Надежда Петровна открыла рот, да так и застыла: больше крыть было нечем.
Я же опять поднес часы к глазам и возмутился:
– Где автобус?
Анна Ивановна скривилась:
– А тут все так: никто никуда не торопится, ничто вовремя не начинается.
Я забегал туда-сюда по тротуару, похоже, оказался самым нервным из присутствующих. Остальные вполне мирно ожидали автобус и не выражали неудовольствия. Когда он с получасовым опозданием прикатил со стороны парка, я был готов сказать пару нелестных слов шоферу. И полное незнание чешского языка не явилось бы преградой, потому что водитель небось русский или украинец. Но за баранкой я неожиданно для себя увидел женщину лет сорока, и весь мой гнев мигом улетучился. Я просто не способен выяснять отношения с дамой, даже если она столь отвратительно опаздывает!

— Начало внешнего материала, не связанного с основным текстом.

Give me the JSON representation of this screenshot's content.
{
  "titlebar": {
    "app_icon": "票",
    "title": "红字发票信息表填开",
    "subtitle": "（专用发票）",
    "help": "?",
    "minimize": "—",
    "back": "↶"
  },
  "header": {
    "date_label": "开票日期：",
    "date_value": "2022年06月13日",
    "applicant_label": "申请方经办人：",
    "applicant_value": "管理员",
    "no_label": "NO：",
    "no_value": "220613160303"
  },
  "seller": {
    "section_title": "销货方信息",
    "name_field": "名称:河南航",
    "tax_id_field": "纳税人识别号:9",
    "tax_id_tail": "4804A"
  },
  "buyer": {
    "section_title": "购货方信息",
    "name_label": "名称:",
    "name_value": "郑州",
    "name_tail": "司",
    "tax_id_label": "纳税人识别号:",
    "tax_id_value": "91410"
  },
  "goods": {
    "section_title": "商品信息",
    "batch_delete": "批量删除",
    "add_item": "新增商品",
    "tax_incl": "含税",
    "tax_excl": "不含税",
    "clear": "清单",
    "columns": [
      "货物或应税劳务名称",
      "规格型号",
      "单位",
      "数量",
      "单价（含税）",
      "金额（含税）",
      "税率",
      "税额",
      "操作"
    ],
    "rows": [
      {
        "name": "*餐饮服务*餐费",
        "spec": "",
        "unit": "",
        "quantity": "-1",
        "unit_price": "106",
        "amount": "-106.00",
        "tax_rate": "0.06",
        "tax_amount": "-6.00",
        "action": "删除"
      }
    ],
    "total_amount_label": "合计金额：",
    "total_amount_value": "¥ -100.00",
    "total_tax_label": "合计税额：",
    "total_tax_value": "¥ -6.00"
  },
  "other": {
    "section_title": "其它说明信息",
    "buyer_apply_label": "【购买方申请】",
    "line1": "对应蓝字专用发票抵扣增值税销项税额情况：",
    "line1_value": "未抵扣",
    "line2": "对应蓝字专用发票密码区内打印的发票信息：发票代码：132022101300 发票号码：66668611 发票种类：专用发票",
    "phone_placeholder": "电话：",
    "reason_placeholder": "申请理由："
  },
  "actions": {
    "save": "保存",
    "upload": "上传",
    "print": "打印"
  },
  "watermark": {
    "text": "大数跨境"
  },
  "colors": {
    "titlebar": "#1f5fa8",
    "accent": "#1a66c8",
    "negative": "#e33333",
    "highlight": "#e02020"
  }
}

В нижней части города было не три улицы, а целых шесть, но я моментально нашел Вацлавскую и нужный мне дом. Вспомнив разговор Анны Ивановны и Надежды Петровны, я решил прикинуться не слишком обеспеченным курортником, который надумал сэкономить на гостинице и теперь ищет комнатенку в частном секторе.
Я жал на звонок, но за дверью из крашеного пластика не раздавалось ни звука. Похоже, Светланы нет дома. В глубоком разочаровании я оперся плечом о створку, не зная, как поступить дальше, но тут дверь подалась и стало понятно, что она не заперта.
Ничего удивительного в данном факте не было. Я очень хорошо помню времена, когда москвичи запирали квартиры лишь перед сном да уходя на работу. В те далекие годы мы не знали железных дверей, жили, как говорится, нараспашку, не боясь лихих людей. Сейчас же, наверное, в столице не сыскать ни одного беспечного человека, а вот в Ковальске, похоже, такие еще сохранились.
– Светлана, – воскликнул я, – не бойтесь! Меня направила к вам Таня из Замковой лазни. Говорит, вы комнату сдаете.
В ответ тишина. Я вошел в квартиру, которую правильнее было назвать норой. Крохотная, едва ли ни метровая прихожая плавно перетекала в кухню. Оттуда я прошел в комнату площадью, наверное, метров пятнадцать. Она оказалась забита мебелью: стенка, стол, стулья, диван, два кресла, газетница. Повсюду валялись разбросанные вещи – Света не утруждала себя уборкой.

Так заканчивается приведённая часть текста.